What Can 11,000 Proteins In Our Blood Tell Us?
The beginnings of a quiet revolution in high-throughput proteomics and A.I.
Last week in Science, I published an essay entitled “The revolution in high-throughput proteomics and AI.” But in the few weeks since I wrote it, there’s been much more to add to the story. Let me first summarize the background and we’ll build from there.
Background
The recent capability to measure thousands of plasma proteins from a tiny blood sample has provided a new dimension of expansive data that can advance our understanding of human health. For example, the company SomaLogic has developed the means to measure 11,000 proteins and Thermo Fisher’s Olink assays over 5,400 proteins from as little as 2 μl. (This is real; not Theranos!] When these rich data are integrated with other layers of information from large patient cohorts, such as the UK Biobank’s genetic, health, and lifestyle information from half a million participants, we get new insights about the underpinnings of disease, the aging process, and the potential ability to forecast an individual’s health trajectory.
Proteins in Contrast to Genome Variants
For over a decade, polygenic risk scores that reflect the likelihood of a certain genetic trait manifesting as a disease have been developed that partition risk for most common diseases. This approach has been validated across groups of people from different ancestries and is now beginning to be used for patient guidance. These risk scores are typically based on the presence of hundreds of common (present in >5% of the population) single-nucleotide polymorphisms (SNPs). But we know that the risk for disease is not just reflected by common DNA sequence variants. There are rare and ultra-rare genomic variants that are not factored in to calculating risk, such as the insertion-deletion (indel) of nucleotides in DNA that generate mutations, or changes in the arrangement of DNA (rather than just single nucleotide changes) that cause structural variations. Moreover, there is variability in our proteomic, metabolomic, and epigenomic profiles as well as in our microbiome, immunome, and exposomes (environmental exposures). What was envisioned in 2000 when the human genome sequence draft was announced as our “operating instructions” turns out to be a critical, but incomplete, layer of information about what makes us tick—and our susceptibility to various medical conditions.

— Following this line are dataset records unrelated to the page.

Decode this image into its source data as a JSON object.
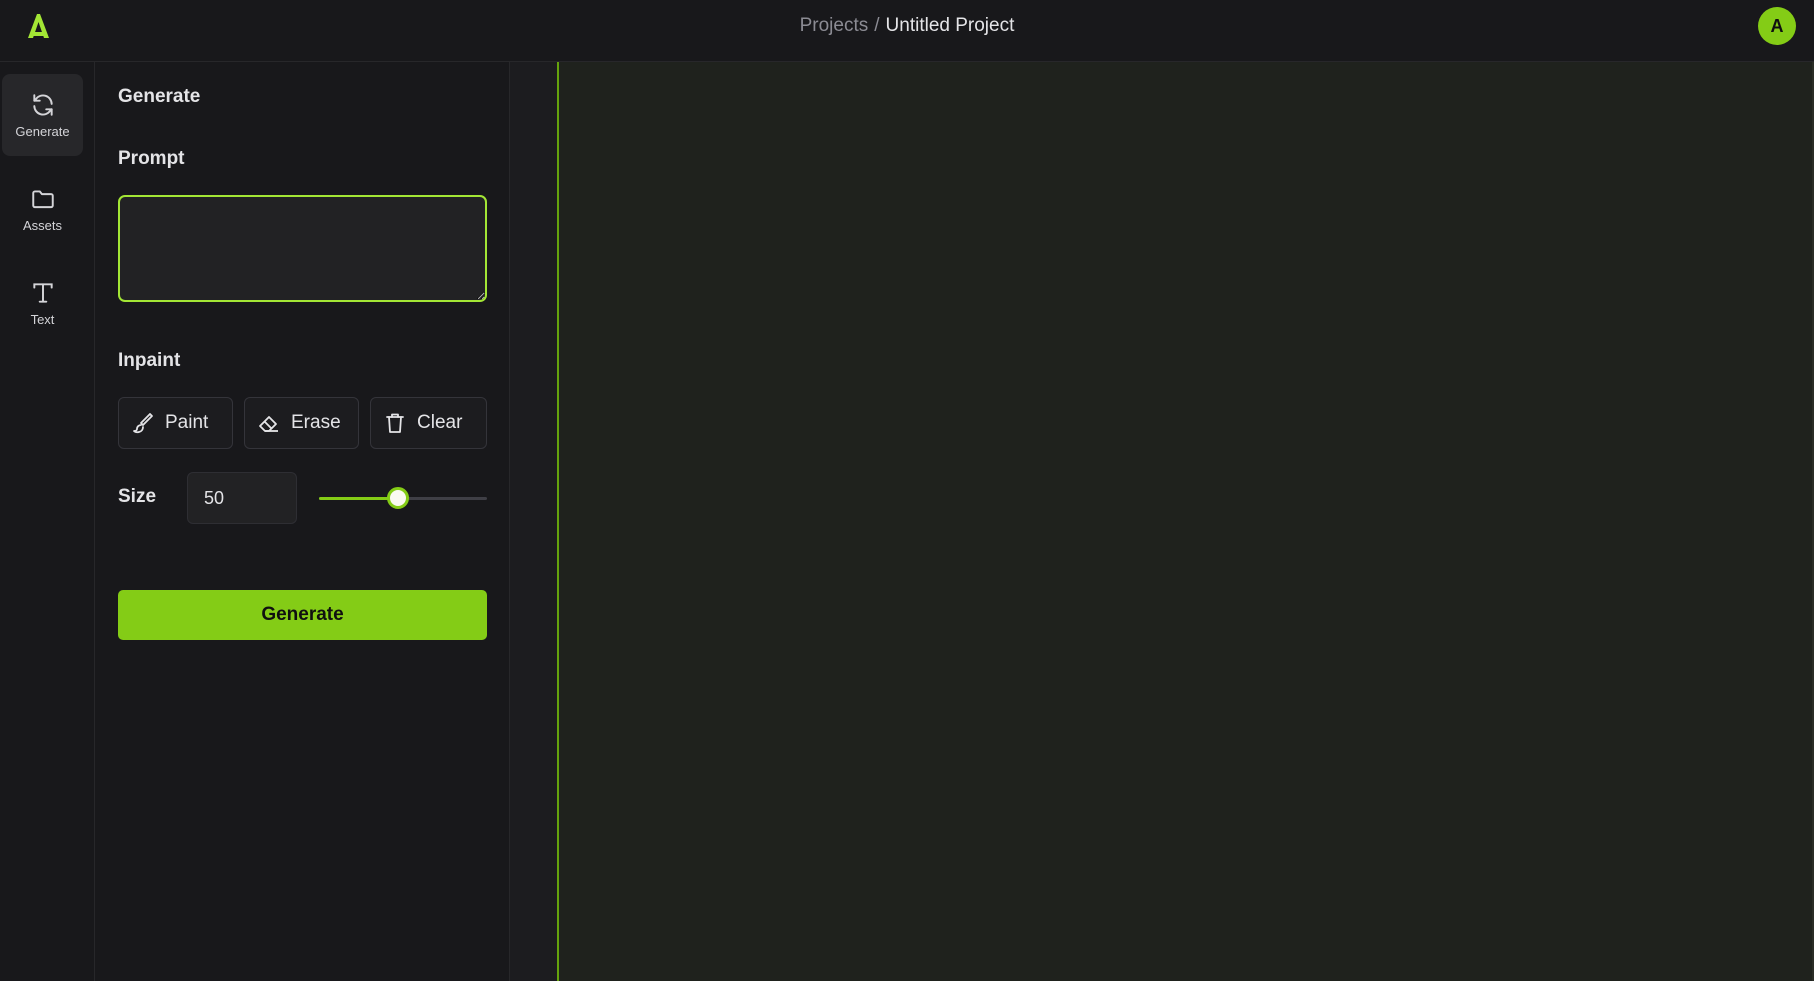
{
  "header": {
    "breadcrumb_root": "Projects",
    "breadcrumb_separator": "/",
    "project_name": "Untitled Project",
    "avatar_initial": "A",
    "logo_icon": "brand-logo-icon"
  },
  "rail": {
    "items": [
      {
        "label": "Generate",
        "icon": "refresh-icon",
        "active": true
      },
      {
        "label": "Assets",
        "icon": "folder-icon",
        "active": false
      },
      {
        "label": "Text",
        "icon": "text-icon",
        "active": false
      }
    ]
  },
  "panel": {
    "title": "Generate",
    "prompt_label": "Prompt",
    "prompt_value": "",
    "prompt_placeholder": "",
    "inpaint_label": "Inpaint",
    "tools": {
      "paint": "Paint",
      "erase": "Erase",
      "clear": "Clear"
    },
    "size_label": "Size",
    "size_value": "50",
    "size_slider_fraction": 0.47,
    "generate_label": "Generate"
  },
  "colors": {
    "accent": "#84cc16",
    "background": "#18181b",
    "canvas": "#1f221d"
  }
}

In contrast to about 20,000 protein-coding genes in the human genome, there are over 100,000 different proteins and, as a result of alternative splicing, hundreds of thousands of protein isoforms (variants) in the human body. Being able to assay for a substantial fraction of these is the basis of hypothesis-free research—that is, efforts to gather data and blindly seek patterns as opposed to hypothesizing that certain patterns exist and then seeking them out. This approach, along with machine learning analytics, has led to a revolution in understanding the foundations of disease.
Organ Clocks
Several recent high-throughput proteomic studies are illuminating at both the organ and body-wide level. Three studies have addressed organ-specific protein dynamics. Oh and colleagues culled data from five groups of individuals (three with healthy participants, two with Alzheimer’s disease patients) assembled from 5676 adults to assess nearly 5000 plasma proteins (and with a 5-year follow-up). Using machine learning models, proteins that are specific to 11 organs were identified and an “organ age gap” was derived by comparing biological with chronological age. About one in five individuals were hyper-agers for at least one organ (thus, an organ was physiologically and functionally much older than the person's chronological age), and 2% for multiple organs. For each of the 11 organs, the age gap was associated with an increased risk of mortality.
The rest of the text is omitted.